Vehicle makers gear up against higher excise tax

The Philippine Star

MANILA, Philippines - The Chamber of Automotive Manufacturers of the Philippines Inc. (CAMPI) is set to submit to the government a unified position paper that would likely buck the proposed higher excise taxes to be slapped on new vehicles.

“They’re crafting a position paper right now. An industry position on the argument that it would really affect industry sales. If sales go down, it is not only us, we also have a lot of downstream suppliers that would be affected,” Mitsubishi Motors Philippines assistant vice president for vehicle sales group Dante Calma said yesterday on the sidelines of the launch of the company’s auto financing business.

Calma said the proposal to increase excise taxes on vehicles would likely drag down the growth of the country’s booming automotive industry.

“I’m sure it will happen (slowdown of sales). Anything price related impacts immediately on car sales. For example, a P600,000 car. If you add the proposed excise tax, the increase is about P60,000 to P80,000. So if you have a budget of P600,000 then you go back to buying a second-hand car probably,” he said.

“With what the government is proposing even the entry-level cars,which now I think the tax is only two percent, they plan to bring it up to five percent. Our customers for these low-end vehicles, they are not really rich, some are working on call centers and have a small family. So even a small addition to cost they value it,” Calma added.

Calma cited Thailand as an example wherein automotive industry growth suffered after implementing a new tax system.

“There’s a slowdown in Thailand right now because they implemented a new system beginning January this year.
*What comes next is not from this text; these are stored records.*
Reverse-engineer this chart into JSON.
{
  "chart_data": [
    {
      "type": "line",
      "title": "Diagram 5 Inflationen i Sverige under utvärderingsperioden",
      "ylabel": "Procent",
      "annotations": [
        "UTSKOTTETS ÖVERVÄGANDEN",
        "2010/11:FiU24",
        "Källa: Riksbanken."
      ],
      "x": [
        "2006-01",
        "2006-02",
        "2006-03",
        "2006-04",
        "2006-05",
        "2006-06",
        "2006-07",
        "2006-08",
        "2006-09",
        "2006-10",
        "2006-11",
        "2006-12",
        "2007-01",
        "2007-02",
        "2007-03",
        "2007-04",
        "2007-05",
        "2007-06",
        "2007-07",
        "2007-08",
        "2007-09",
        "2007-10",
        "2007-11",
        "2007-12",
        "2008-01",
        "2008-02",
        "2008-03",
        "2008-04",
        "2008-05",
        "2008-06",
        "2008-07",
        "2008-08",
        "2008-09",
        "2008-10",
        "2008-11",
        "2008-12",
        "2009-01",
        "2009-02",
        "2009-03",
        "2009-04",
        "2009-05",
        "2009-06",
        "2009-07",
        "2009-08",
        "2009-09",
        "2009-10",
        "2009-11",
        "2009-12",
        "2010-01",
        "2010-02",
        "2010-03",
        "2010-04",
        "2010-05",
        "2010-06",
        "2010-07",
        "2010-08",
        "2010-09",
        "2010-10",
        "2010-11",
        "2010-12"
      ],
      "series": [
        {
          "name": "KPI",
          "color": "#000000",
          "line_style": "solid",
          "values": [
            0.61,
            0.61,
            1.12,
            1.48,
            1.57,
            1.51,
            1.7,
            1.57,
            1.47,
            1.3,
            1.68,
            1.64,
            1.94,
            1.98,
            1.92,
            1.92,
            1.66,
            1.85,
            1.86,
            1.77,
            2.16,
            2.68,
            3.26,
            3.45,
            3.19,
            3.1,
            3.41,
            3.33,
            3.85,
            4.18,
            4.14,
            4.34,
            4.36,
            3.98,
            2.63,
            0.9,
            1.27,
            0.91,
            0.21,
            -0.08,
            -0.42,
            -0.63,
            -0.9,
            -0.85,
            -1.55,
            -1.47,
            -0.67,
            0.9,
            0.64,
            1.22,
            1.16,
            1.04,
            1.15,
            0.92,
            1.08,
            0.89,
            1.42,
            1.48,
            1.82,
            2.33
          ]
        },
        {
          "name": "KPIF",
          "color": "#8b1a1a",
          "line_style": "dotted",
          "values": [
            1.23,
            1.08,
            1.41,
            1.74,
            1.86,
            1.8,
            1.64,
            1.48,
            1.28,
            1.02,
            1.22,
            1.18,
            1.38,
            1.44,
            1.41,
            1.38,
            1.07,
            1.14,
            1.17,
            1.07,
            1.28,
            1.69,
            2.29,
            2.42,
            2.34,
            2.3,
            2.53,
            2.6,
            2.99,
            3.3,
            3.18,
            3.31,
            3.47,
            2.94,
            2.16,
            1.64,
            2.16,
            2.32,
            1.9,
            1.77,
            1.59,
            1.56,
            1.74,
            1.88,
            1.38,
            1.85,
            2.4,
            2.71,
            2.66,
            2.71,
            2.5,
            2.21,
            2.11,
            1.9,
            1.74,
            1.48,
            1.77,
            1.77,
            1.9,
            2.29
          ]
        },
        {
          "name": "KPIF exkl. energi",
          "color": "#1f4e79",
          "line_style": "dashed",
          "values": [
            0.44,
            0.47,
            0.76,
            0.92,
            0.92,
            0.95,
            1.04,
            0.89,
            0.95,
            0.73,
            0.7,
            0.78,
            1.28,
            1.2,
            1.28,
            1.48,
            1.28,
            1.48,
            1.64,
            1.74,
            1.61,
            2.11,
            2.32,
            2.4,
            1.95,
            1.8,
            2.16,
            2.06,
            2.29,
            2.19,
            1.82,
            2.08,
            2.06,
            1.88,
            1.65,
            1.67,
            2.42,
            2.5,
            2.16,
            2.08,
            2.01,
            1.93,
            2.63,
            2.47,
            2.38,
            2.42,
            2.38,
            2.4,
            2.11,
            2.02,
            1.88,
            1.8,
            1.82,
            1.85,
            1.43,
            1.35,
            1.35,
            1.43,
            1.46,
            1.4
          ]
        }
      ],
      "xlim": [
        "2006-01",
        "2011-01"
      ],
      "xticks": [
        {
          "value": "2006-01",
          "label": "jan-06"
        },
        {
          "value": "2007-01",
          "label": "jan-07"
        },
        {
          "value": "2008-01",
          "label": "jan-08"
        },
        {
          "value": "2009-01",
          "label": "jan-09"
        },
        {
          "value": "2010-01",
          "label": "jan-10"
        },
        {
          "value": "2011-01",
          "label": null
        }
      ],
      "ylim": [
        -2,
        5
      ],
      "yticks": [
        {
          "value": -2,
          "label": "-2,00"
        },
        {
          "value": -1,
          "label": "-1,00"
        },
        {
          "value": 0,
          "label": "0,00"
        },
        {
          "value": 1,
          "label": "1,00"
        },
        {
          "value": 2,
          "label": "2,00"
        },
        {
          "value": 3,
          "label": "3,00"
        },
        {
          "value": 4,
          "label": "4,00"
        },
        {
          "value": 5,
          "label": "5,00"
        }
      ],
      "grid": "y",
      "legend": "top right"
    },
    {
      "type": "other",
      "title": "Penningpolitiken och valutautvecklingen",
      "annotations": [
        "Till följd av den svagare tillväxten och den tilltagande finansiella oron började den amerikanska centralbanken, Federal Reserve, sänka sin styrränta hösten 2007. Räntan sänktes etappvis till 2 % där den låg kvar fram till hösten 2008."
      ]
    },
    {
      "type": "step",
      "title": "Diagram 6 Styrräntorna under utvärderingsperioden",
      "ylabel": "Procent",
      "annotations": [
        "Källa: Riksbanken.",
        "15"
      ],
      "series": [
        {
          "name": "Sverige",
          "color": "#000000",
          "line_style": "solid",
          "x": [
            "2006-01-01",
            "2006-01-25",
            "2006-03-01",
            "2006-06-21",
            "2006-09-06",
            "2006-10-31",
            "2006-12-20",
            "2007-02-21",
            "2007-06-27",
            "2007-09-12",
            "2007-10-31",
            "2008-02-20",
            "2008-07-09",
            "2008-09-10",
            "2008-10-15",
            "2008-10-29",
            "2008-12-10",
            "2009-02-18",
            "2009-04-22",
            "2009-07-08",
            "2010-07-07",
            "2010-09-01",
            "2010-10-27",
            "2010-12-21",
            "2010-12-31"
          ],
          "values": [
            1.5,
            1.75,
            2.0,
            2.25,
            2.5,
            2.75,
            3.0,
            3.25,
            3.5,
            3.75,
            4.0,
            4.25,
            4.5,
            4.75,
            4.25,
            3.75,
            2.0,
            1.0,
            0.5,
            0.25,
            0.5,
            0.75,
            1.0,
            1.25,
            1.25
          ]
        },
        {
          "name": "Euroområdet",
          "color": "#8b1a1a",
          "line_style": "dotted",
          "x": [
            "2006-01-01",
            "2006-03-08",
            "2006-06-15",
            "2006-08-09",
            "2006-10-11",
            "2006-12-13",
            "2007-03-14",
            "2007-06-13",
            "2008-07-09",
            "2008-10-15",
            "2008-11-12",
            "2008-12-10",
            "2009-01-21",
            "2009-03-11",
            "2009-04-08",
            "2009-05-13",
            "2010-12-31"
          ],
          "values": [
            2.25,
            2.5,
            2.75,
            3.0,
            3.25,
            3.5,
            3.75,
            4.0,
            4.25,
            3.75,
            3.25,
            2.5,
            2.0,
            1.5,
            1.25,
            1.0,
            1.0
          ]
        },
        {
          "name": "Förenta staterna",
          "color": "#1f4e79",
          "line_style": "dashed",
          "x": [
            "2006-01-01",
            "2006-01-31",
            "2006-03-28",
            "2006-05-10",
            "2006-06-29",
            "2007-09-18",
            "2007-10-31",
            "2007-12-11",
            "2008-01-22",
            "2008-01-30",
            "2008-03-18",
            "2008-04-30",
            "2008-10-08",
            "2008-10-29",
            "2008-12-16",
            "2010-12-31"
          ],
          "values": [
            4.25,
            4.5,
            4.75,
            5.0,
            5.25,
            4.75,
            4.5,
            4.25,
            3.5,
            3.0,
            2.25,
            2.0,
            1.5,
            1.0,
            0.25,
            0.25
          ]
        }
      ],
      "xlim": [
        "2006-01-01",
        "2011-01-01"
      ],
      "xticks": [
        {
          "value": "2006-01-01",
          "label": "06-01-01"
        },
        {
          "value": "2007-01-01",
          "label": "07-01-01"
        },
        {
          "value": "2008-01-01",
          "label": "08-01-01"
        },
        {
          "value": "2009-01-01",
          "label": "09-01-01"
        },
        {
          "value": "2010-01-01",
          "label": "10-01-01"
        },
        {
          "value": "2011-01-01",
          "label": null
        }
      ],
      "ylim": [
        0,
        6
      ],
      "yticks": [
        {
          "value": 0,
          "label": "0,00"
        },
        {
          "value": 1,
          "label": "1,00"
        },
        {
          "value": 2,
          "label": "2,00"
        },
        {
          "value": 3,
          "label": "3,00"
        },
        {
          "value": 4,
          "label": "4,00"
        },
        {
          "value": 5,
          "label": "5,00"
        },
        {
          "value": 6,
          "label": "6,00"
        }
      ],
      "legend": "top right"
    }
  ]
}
Their sales which are about one million, it tapered. I think all countries have some form of excise tax but the difference is the degree of tax that they are implementing,” Calma said, noting the same slowdown could happen to the Philippines should the proposed tax hike be implemented.

With the country’s rising middle income segment and increasing affordable financial schemes, total industry sales volume is expected to jump to 500,000 to 600,000 units by 2020.

As of end-October, a joint report released by CAMPI and Truck Manufacturers Association showed vehicle sales picked up 24.5 percent to 292,502 units from 234,951 units during the same period last year.

The proposal to hike excise taxes on vehicles is part of the current administration’s tax reform package.

The Board of Investments, an attached agency of the Department of Trade and Industry, for its part has started consulting stakeholders on the possible impact to the automotive sector of the planned higher excise taxes on motor vehicles.